The victory gave the pros a 31-9-2 edge in what has turned out to be a one-sided series. The All-Stars have not won since 1963, when they defeated the Green Bay Packers 20-17.


A heavy downpour hit the field some 40 minutes before the kickoff but subsided by game time.


Gerela gave the Steelers a 3-0 lead with a 29-yard field goal in the first period and then booted field goals of 32 and 23 yards in the second quarter for a 9-0 half time lead.


Pittsburgh's Steel Curtain defense limited the All-Stars to a total of 54 net yards in the first half and virtually shut off the All-Stars' vaunted running attack.


Early in the third quarter, Pittsburgh scored nine quick points to put the outcome beyond doubt. After the All-Stars gained 17 yards on a pass from Jeb Blount of Tulsa to Joe Washington of Oklahoma, the All-Stars lost yardage on three successive plays and were forced to punt.


Center Ray Pinney snapped the ball over punter Rick Engles' head and out of the end zone for a two-point safety. Engles' subsequent free kick was returned 32 yards by Jack Deloplaine to the All-Star 26. Three plays later, Franco Harris broke off tackle and rambled 21 yards for the game's first touchdown and an 18-0 lead.


Pittsburgh again forced the All-Stars to punt and late in the third quarter, Terry Bradshaw hit Tommy Reamon with a 25-yard pass to the All-Star two yard line before Reamon battered across for another touchdown and a 24-0 lead. Gerela's attempted conversion was wide.


With rain starting to fall, substitute quarterback Terry Hanratty was harassed by the AllStar defense and threw a desperation pass which was intercepted by Shafer Suggs, who returned 16 yards to the Pittsburgh 39. A Steeler penalty moved it to the 34 before the officials called time.
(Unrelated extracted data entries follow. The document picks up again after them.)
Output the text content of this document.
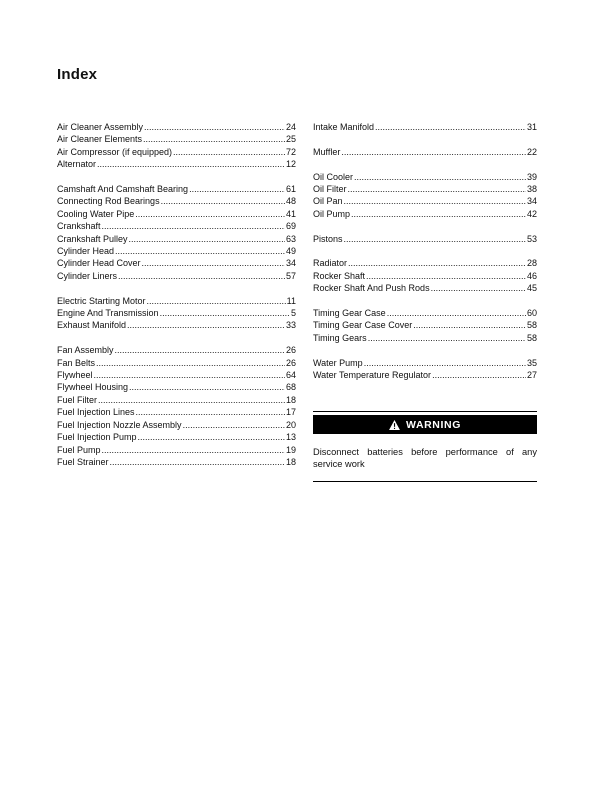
Index
Air Cleaner Assembly .....	24
Air Cleaner Elements .....	25
Air Compressor (if equipped) .....	72
Alternator .....	12
Camshaft And Camshaft Bearing .....	61
Connecting Rod Bearings .....	48
Cooling Water Pipe .....	41
Crankshaft .....	69
Crankshaft Pulley .....	63
Cylinder Head .....	49
Cylinder Head Cover .....	34
Cylinder Liners .....	57
Electric Starting Motor .....	11
Engine And Transmission .....	5
Exhaust Manifold .....	33
Fan Assembly .....	26
Fan Belts .....	26
Flywheel .....	64
Flywheel Housing .....	68
Fuel Filter .....	18
Fuel Injection Lines .....	17
Fuel Injection Nozzle Assembly .....	20
Fuel Injection Pump .....	13
Fuel Pump .....	19
Fuel Strainer .....	18
Intake Manifold .....	31
Muffler .....	22
Oil Cooler .....	39
Oil Filter .....	38
Oil Pan .....	34
Oil Pump .....	42
Pistons .....	53
Radiator .....	28
Rocker Shaft .....	46
Rocker Shaft And Push Rods .....	45
Timing Gear Case .....	60
Timing Gear Case Cover .....	58
Timing Gears .....	58
Water Pump .....	35
Water Temperature Regulator .....	27
WARNING

Disconnect batteries before performance of any service work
Note: And thus the series ended. It had begun in 1934 and was played 42 times in 43 years. The professionals won 31 games and the All-Stars won 9. The 1934 and 1936 games ended in ties. The professionals won in 1976 for the twelfth straight time and many agreed that the series had outlived its usefulness. But, as a showcase for talent, the series had more than provided for its fans, who never stopped showing up to watch the Stars come out to play.


Craig Penrose of San Diego State prepares to handoff as Joe Washington (Oklahoma) protects in the background.


Archie Griffin is brought down by Steve Furness as Richard Todd (14) watches in background.